The 1999 name change -- from Edmund Publications Corp. to Edmunds.com -- says it all. Like the venerable guidebooks, one for used cars and one for new cars, the Edmunds Web site offers a wealth of independent ratings, reviews, and pricing data for every make and model. But the two books -- which average 450 pages -- are published annually; Edmunds.com, with 800,000 pages, gets daily updates. The site also brims with interactive features: a tool for comparing up to eight vehicles side by side; a 500,000-member consumer forum; a searchable database of dealers; and calculators for estimating actual sale prices, ownership costs, and loan rates.
And the information on Edmunds.com is free. That's because the $50-million company makes its money primarily through ads placed by manufacturers and parts dealers, as well as through car-stereo retailers, insurance companies, commercial lenders, and other auto-related businesses. The books, by contrast, bring in only their cover price.
Founded in New York in 1966, Edmund Publications chugged along for 22 years, selling its guides to consumers, libraries, and credit unions. It was consistently profitable but never grew much. In 1988 the then-three-person company was sold to Peter Steinlauf. Shortly afterward the changes began.
Steinlauf kept the company name but moved it to car-happy California to explore new publishing options. First up was a CD-ROM, but the product proved short-lived. Then, in 1994, Steinlauf tried offering car- pricing data on demand through a pre-Web, text-only "gopher" site called the Electronic Newsstand. The service included invoice prices, which showed what dealers pay manufacturers for specific cars. At the time, that was tough-to-find information that could be a powerful negotiating lever. As word of the free listings spread by E-mail, car-pricing requests so overwhelmed the Electronic Newsstand that its owners told Edmund Publications to hit the road.
The company did so, launching its own Web site.
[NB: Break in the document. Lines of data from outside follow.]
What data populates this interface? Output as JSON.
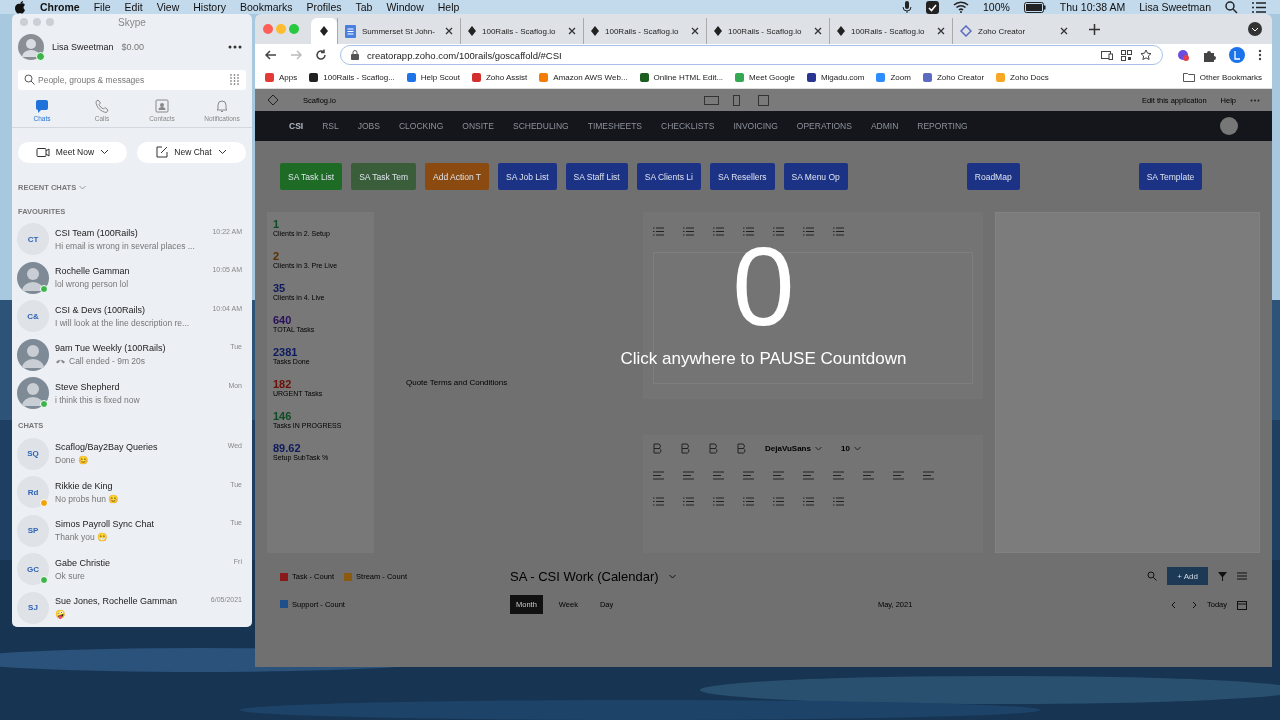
{
  "menubar": {
    "app": "Chrome",
    "menus": [
      "File",
      "Edit",
      "View",
      "History",
      "Bookmarks",
      "Profiles",
      "Tab",
      "Window",
      "Help"
    ],
    "battery": "100%",
    "clock": "Thu 10:38 AM",
    "user": "Lisa Sweetman"
  },
  "skype": {
    "title": "Skype",
    "profile": {
      "name": "Lisa Sweetman",
      "credit": "$0.00",
      "color": "#3cb44b"
    },
    "search": {
      "placeholder": "People, groups & messages"
    },
    "nav": [
      {
        "label": "Chats",
        "kind": "chats",
        "selected": true
      },
      {
        "label": "Calls",
        "kind": "calls",
        "selected": false
      },
      {
        "label": "Contacts",
        "kind": "contacts",
        "selected": false
      },
      {
        "label": "Notifications",
        "kind": "notifications",
        "selected": false
      }
    ],
    "buttons": [
      {
        "label": "Meet Now",
        "kind": "video"
      },
      {
        "label": "New Chat",
        "kind": "compose"
      }
    ],
    "recent_label": "RECENT CHATS",
    "sections": [
      {
        "title": "FAVOURITES",
        "chats": [
          {
            "photo": false,
            "initials": "CT",
            "name": "CSI Team (100Rails)",
            "time": "10:22 AM",
            "kind": "message",
            "message": "Hi email is wrong in several places ..."
          },
          {
            "photo": true,
            "name": "Rochelle Gamman",
            "time": "10:05 AM",
            "kind": "message",
            "message": "lol wrong person lol",
            "color": "#3cb44b"
          },
          {
            "photo": false,
            "initials": "C&",
            "name": "CSI & Devs (100Rails)",
            "time": "10:04 AM",
            "kind": "message",
            "message": "I will look at the line description re..."
          },
          {
            "photo": true,
            "name": "9am Tue Weekly (100Rails)",
            "time": "Tue",
            "kind": "call",
            "message": "Call ended - 9m 20s"
          },
          {
            "photo": true,
            "name": "Steve Shepherd",
            "time": "Mon",
            "kind": "message",
            "message": "i think this is fixed now",
            "color": "#3cb44b"
          }
        ]
      },
      {
        "title": "CHATS",
        "chats": [
          {
            "photo": false,
            "initials": "SQ",
            "name": "Scaflog/Bay2Bay Queries",
            "time": "Wed",
            "kind": "message",
            "message": "Done 😊"
          },
          {
            "photo": false,
            "initials": "Rd",
            "name": "Rikkie de King",
            "time": "Tue",
            "kind": "message",
            "message": "No probs hun 😊",
            "color": "#f0a30a"
          },
          {
            "photo": false,
            "initials": "SP",
            "name": "Simos Payroll Sync Chat",
            "time": "Tue",
            "kind": "message",
            "message": "Thank you 😁"
          },
          {
            "photo": false,
            "initials": "GC",
            "name": "Gabe Christie",
            "time": "Fri",
            "kind": "message",
            "message": "Ok sure",
            "color": "#3cb44b"
          },
          {
            "photo": false,
            "initials": "SJ",
            "name": "Sue Jones, Rochelle Gamman",
            "time": "6/05/2021",
            "kind": "message",
            "message": "🤪"
          }
        ]
      }
    ]
  },
  "browser": {
    "tabs": [
      {
        "kind": "app",
        "selected": true
      },
      {
        "title": "Summerset St John-",
        "selected": false,
        "kind": "doc"
      },
      {
        "title": "100Rails - Scaflog.io",
        "selected": false,
        "kind": "app"
      },
      {
        "title": "100Rails - Scaflog.io",
        "selected": false,
        "kind": "app"
      },
      {
        "title": "100Rails - Scaflog.io",
        "selected": false,
        "kind": "app"
      },
      {
        "title": "100Rails - Scaflog.io",
        "selected": false,
        "kind": "app"
      },
      {
        "title": "Zoho Creator",
        "selected": false,
        "kind": "zoho"
      }
    ],
    "url": "creatorapp.zoho.com/100rails/goscaffold/#CSI",
    "bookmarks": [
      {
        "label": "Apps",
        "color": "#e53935"
      },
      {
        "label": "100Rails - Scaflog...",
        "color": "#222222"
      },
      {
        "label": "Help Scout",
        "color": "#1f73e8"
      },
      {
        "label": "Zoho Assist",
        "color": "#d32f2f"
      },
      {
        "label": "Amazon AWS Web...",
        "color": "#f57c00"
      },
      {
        "label": "Online HTML Edit...",
        "color": "#1b5e20"
      },
      {
        "label": "Meet Google",
        "color": "#34a853"
      },
      {
        "label": "Migadu.com",
        "color": "#283593"
      },
      {
        "label": "Zoom",
        "color": "#2d8cff"
      },
      {
        "label": "Zoho Creator",
        "color": "#5c6bc0"
      },
      {
        "label": "Zoho Docs",
        "color": "#f9a825"
      }
    ],
    "other_bookmarks": "Other Bookmarks"
  },
  "app": {
    "title": "Scaflog.io",
    "edit_link": "Edit this application",
    "help": "Help",
    "nav": [
      {
        "label": "CSI",
        "selected": true
      },
      {
        "label": "RSL",
        "selected": false
      },
      {
        "label": "JOBS",
        "selected": false
      },
      {
        "label": "CLOCKING",
        "selected": false
      },
      {
        "label": "ONSITE",
        "selected": false
      },
      {
        "label": "SCHEDULING",
        "selected": false
      },
      {
        "label": "TIMESHEETS",
        "selected": false
      },
      {
        "label": "CHECKLISTS",
        "selected": false
      },
      {
        "label": "INVOICING",
        "selected": false
      },
      {
        "label": "OPERATIONS",
        "selected": false
      },
      {
        "label": "ADMIN",
        "selected": false
      },
      {
        "label": "REPORTING",
        "selected": false
      }
    ],
    "buttons": [
      {
        "label": "SA Task List",
        "color": "#1e6b26"
      },
      {
        "label": "SA Task Tem",
        "color": "#3a5e3a"
      },
      {
        "label": "Add Action T",
        "color": "#8a4a10"
      },
      {
        "label": "SA Job List",
        "color": "#1c3385"
      },
      {
        "label": "SA Staff List",
        "color": "#1c3385"
      },
      {
        "label": "SA Clients Li",
        "color": "#1c3385"
      },
      {
        "label": "SA Resellers",
        "color": "#1c3385"
      },
      {
        "label": "SA Menu Op",
        "color": "#1c3385"
      },
      {
        "label": "RoadMap",
        "color": "#1c3385"
      },
      {
        "label": "SA Template",
        "color": "#1c3385"
      }
    ],
    "stats": [
      {
        "value": "1",
        "label": "Clients in 2. Setup",
        "color": "#0b4a22"
      },
      {
        "value": "2",
        "label": "Clients in 3. Pre Live",
        "color": "#5a2e00"
      },
      {
        "value": "35",
        "label": "Clients in 4. Live",
        "color": "#0e1a5e"
      },
      {
        "value": "640",
        "label": "TOTAL Tasks",
        "color": "#2a0e5e"
      },
      {
        "value": "2381",
        "label": "Tasks Done",
        "color": "#0e1a5e"
      },
      {
        "value": "182",
        "label": "URGENT Tasks",
        "color": "#6a1004"
      },
      {
        "value": "146",
        "label": "Tasks IN PROGRESS",
        "color": "#0b4a22"
      },
      {
        "value": "89.62",
        "label": "Setup SubTask %",
        "color": "#0e1a5e"
      }
    ],
    "field_label": "Quote Terms and Conditions",
    "font": "DejaVuSans",
    "font_size": "10",
    "countdown": "0",
    "countdown_message": "Click anywhere to PAUSE Countdown",
    "legend": [
      {
        "label": "Task - Count",
        "color": "#8a1a1a"
      },
      {
        "label": "Stream - Count",
        "color": "#8a5a10"
      },
      {
        "label": "Support - Count",
        "color": "#1e4f8b"
      }
    ],
    "calendar": {
      "title": "SA - CSI Work (Calendar)",
      "add": "+ Add",
      "views": [
        {
          "label": "Month",
          "selected": true
        },
        {
          "label": "Week",
          "selected": false
        },
        {
          "label": "Day",
          "selected": false
        }
      ],
      "period": "May, 2021",
      "today": "Today"
    }
  }
}
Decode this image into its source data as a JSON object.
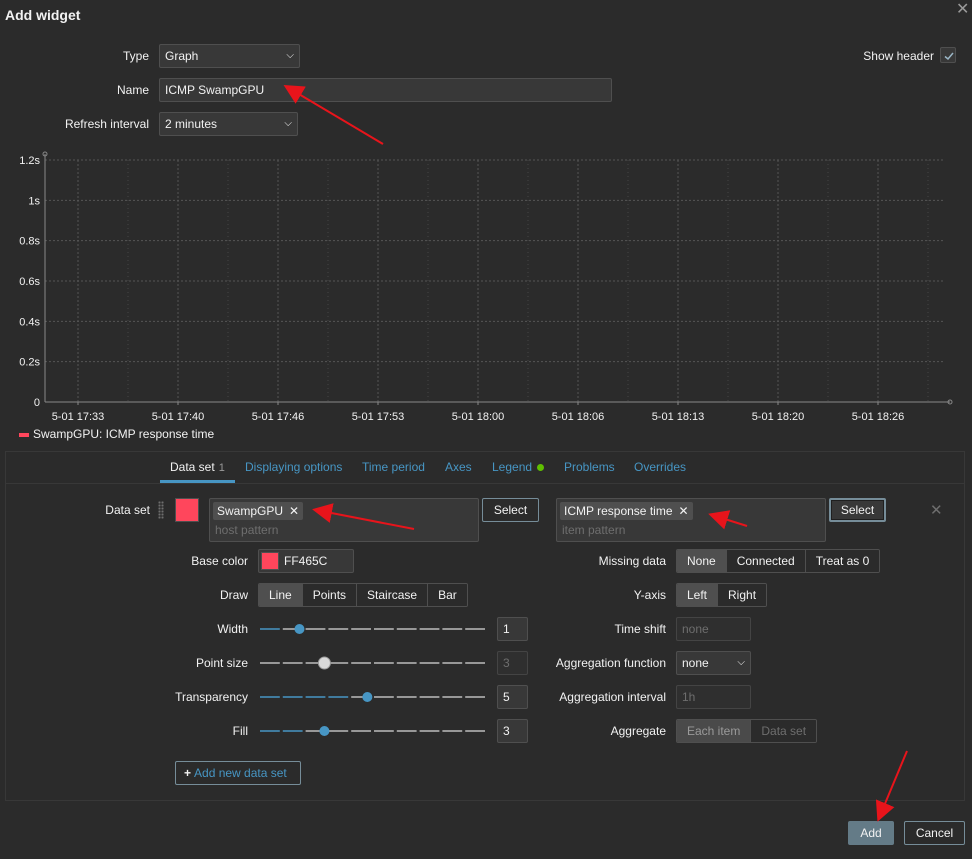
{
  "dialog": {
    "title": "Add widget"
  },
  "form": {
    "type_label": "Type",
    "type_value": "Graph",
    "name_label": "Name",
    "name_value": "ICMP SwampGPU",
    "refresh_label": "Refresh interval",
    "refresh_value": "2 minutes",
    "show_header_label": "Show header",
    "show_header_checked": true
  },
  "chart_data": {
    "type": "line",
    "yticks": [
      "1.2s",
      "1s",
      "0.8s",
      "0.6s",
      "0.4s",
      "0.2s",
      "0"
    ],
    "ylim": [
      0,
      1.2
    ],
    "xticks": [
      "5-01 17:33",
      "5-01 17:40",
      "5-01 17:46",
      "5-01 17:53",
      "5-01 18:00",
      "5-01 18:06",
      "5-01 18:13",
      "5-01 18:20",
      "5-01 18:26"
    ],
    "grid": true,
    "series": [
      {
        "name": "SwampGPU: ICMP response time",
        "color": "#FF465C",
        "values": []
      }
    ]
  },
  "tabs": [
    {
      "label": "Data set",
      "count": "1",
      "active": true
    },
    {
      "label": "Displaying options"
    },
    {
      "label": "Time period"
    },
    {
      "label": "Axes"
    },
    {
      "label": "Legend",
      "dot": true
    },
    {
      "label": "Problems"
    },
    {
      "label": "Overrides"
    }
  ],
  "dataset": {
    "label": "Data set",
    "host_chip": "SwampGPU",
    "host_placeholder": "host pattern",
    "item_chip": "ICMP response time",
    "item_placeholder": "item pattern",
    "select_label": "Select",
    "base_color_label": "Base color",
    "base_color_value": "FF465C",
    "draw_label": "Draw",
    "draw_options": [
      "Line",
      "Points",
      "Staircase",
      "Bar"
    ],
    "draw_selected": "Line",
    "width_label": "Width",
    "width_value": "1",
    "point_size_label": "Point size",
    "point_size_value": "3",
    "transparency_label": "Transparency",
    "transparency_value": "5",
    "fill_label": "Fill",
    "fill_value": "3",
    "missing_label": "Missing data",
    "missing_options": [
      "None",
      "Connected",
      "Treat as 0"
    ],
    "missing_selected": "None",
    "yaxis_label": "Y-axis",
    "yaxis_options": [
      "Left",
      "Right"
    ],
    "yaxis_selected": "Left",
    "timeshift_label": "Time shift",
    "timeshift_placeholder": "none",
    "aggfunc_label": "Aggregation function",
    "aggfunc_value": "none",
    "aggint_label": "Aggregation interval",
    "aggint_placeholder": "1h",
    "aggregate_label": "Aggregate",
    "aggregate_options": [
      "Each item",
      "Data set"
    ],
    "aggregate_selected": "Each item",
    "add_dataset_label": "Add new data set"
  },
  "footer": {
    "add_label": "Add",
    "cancel_label": "Cancel"
  }
}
Despite their earlier brush with Internet popularity, executives at first viewed the site as a way for consumers to sample Edmund Publications' print products. But they soon spotted lucrative opportunities, including steering likely customers to sales sites like AutoWeb and Autobytel and taking a bounty for every lead. Best of all, the company's pricing information -- always months out of date in the printed guides by the time they reached bookstores -- could be kept current.
AUTO FOCUS: Jeremy Anwyl leads Edmunds's transition from a slow-growth print publisher to a Web dynamo with many revenue streams and a reputation as the go-to guys for car buyers.
Initially, Edmunds collected data from several auto-industry research companies and then published it under the Edmunds.com brand. But growing demand for a steady stream of reliable, near-real-time information meant the company had to begin generating its own data. So in 2001 it launched a data-digging division, Edmunds Data Services, to compile all Edmunds.com content. (The division also sells and licenses its information to other companies, including competing Web sites.) Most of the data -- on pricing, specifications, and options -- comes directly from manufacturers, who provide it free. Company president Anwyl says that getting price information, in particular, was a coup because carmakers had shielded such data for decades. Edmunds.com got them to relent by convincing them that informed consumers are quicker to buy. "When they're comfortable, they make decisions faster," Anwyl says.
Today Edmunds.com employs 180 people. A new service, Edmunds2Go, lets consumers access much of the data through wireless devices like cell phones and personal digital assistants. And although Edmunds.com is pitted against some big names -- MSN CarPoint and Kelley Blue Book, among them -- it's zipping along nicely, collecting Web awards from the Wall Street Journal, Money, and J.D. Powers & Associates, among others.